Safety preparations for public service employees to return to work under the Covid-19 level four regulations should have been made long before workers were recalled for duty, the Public Servants Association said on Saturday.
It was disappointing that the minister had, only a week after level four regulations cut in, announced that plans would be developed for the return of public servants, while in fact public servants had been performing duties since the inception of the lockdown.
“The minister was surely aware that a vast number of public servants have already, since 4 May 2020, been recalled, reporting for duty [at] various departments and agencies, though lacking PPE [personal protection equipment], screening of employees, and deep cleaning of offices,” the PSA said.
“This acknowledgement is late, and preparations should have been made before employees were recalled. The PSA is aware that many public servants were already recalled to the workplace and in some instances sent back, thereby causing unnecessary and further exposure to the virus. The PSA will not allow its members to be exposed to dangerous working conditions unnecessarily.”

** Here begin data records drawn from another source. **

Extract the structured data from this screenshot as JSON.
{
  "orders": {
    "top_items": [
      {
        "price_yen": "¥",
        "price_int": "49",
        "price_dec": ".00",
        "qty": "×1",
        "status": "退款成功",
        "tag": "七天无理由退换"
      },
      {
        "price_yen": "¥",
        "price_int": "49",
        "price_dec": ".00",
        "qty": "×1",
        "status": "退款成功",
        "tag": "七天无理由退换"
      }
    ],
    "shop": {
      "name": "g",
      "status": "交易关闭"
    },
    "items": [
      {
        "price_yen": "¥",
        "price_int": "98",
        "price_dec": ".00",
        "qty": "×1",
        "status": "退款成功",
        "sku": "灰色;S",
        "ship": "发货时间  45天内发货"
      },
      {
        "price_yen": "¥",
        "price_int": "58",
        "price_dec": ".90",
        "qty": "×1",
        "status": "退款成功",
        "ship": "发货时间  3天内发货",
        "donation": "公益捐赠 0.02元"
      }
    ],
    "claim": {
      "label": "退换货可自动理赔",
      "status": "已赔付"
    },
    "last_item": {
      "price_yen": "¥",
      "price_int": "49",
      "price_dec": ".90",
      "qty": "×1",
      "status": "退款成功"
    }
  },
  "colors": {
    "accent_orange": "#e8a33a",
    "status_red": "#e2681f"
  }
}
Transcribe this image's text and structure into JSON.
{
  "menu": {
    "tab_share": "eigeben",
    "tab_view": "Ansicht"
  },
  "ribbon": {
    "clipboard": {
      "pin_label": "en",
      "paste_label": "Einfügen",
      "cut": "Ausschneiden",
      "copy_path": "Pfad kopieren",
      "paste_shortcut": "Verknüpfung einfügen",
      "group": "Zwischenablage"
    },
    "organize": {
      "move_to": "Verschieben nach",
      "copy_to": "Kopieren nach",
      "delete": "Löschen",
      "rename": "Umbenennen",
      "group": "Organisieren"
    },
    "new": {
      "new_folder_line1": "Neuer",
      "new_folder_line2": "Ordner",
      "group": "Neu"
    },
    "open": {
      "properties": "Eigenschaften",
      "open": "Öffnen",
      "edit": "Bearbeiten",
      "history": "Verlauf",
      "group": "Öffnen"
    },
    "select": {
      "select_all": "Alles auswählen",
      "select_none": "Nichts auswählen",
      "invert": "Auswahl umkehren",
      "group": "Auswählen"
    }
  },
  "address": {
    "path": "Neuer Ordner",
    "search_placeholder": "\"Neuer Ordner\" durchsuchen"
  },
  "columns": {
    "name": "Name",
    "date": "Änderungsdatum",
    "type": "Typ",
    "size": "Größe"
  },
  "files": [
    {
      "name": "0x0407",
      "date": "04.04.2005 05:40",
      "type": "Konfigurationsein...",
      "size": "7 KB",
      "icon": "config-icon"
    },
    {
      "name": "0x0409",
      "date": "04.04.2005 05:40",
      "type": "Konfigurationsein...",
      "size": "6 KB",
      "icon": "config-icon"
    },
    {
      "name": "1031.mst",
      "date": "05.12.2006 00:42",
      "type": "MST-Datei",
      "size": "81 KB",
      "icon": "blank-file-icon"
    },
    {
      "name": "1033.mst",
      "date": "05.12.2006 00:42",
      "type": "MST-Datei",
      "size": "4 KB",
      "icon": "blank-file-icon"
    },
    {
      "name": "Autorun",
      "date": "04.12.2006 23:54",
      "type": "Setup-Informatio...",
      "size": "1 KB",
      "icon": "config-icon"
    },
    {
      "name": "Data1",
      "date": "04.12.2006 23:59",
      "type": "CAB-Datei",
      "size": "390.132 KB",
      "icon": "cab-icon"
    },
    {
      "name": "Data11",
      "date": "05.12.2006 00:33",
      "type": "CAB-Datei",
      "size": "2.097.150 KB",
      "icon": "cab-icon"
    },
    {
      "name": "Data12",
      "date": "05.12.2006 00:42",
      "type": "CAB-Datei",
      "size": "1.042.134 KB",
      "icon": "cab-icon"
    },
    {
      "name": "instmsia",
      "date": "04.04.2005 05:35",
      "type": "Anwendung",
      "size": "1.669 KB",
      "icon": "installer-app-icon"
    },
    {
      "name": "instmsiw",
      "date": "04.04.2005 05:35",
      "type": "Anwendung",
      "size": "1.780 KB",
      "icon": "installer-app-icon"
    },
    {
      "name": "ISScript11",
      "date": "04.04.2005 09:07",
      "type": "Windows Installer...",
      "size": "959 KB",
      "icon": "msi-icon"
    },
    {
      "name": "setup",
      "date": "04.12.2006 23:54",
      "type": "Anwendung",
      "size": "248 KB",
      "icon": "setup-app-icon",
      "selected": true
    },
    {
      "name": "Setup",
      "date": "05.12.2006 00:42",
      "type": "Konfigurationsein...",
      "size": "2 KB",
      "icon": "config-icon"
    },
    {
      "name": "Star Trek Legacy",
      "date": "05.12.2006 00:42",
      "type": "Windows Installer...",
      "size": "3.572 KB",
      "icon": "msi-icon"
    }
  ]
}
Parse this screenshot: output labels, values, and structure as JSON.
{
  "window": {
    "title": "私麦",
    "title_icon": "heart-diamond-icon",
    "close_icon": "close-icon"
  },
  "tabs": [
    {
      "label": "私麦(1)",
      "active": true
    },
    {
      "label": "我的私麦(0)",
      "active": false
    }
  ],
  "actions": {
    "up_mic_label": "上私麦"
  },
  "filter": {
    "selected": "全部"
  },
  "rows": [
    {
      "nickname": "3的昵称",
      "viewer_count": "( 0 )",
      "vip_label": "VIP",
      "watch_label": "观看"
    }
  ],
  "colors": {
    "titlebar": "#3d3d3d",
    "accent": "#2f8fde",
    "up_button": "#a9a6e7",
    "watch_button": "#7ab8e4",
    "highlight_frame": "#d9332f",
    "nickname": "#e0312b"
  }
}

To add insult to injury, Home Affairs Minister Aaron Motsoaledi now intended to take the labour and employment department to court for closing down non-compliant home affairs offices, instead of ensuring that the regulations were complied with in his department, the PSA said.
The labour and employment department was merely ensuring that the Covid-19 regulations were complied with, even by the state as the employer, and which was supposed to set an example for citizens and employers.
“To add to the current crisis, a number of departments identified by the PSA have been closed, as they were failing to comply with ‘return to work’ regulations, leaving the general public frustrated because they are unable to access vital services.”
The recent debacle at the South African Social Security Agency (Sassa) involving grant payments was a prime example that departments were not placing urgent emphasis on health and safety issues to prevent the infection rate increasing, the PSA said.
The PSA had noted that the infection rate among public servants was increasing at an alarming rate, with the minister indicating that 511 healthcare workers had been infected. Therefore, central co-ordination by Mchunu of plans by departments to return to work was vital and should not be left to individual departments.
At the moment, each department applied and interpreted regulations differently, and kept on exposing members and the public at large to the virus. The department had failed to co-ordinate and ensure consistency in the public service.
The PSA strongly advised Mchunu to ensure that public servants did not return to the workplace without having the necessary equipment and safety measures in place, and that all workplaces complied with the Covid-19 regulations and the Occupational Health and Safety Act, the PSA said.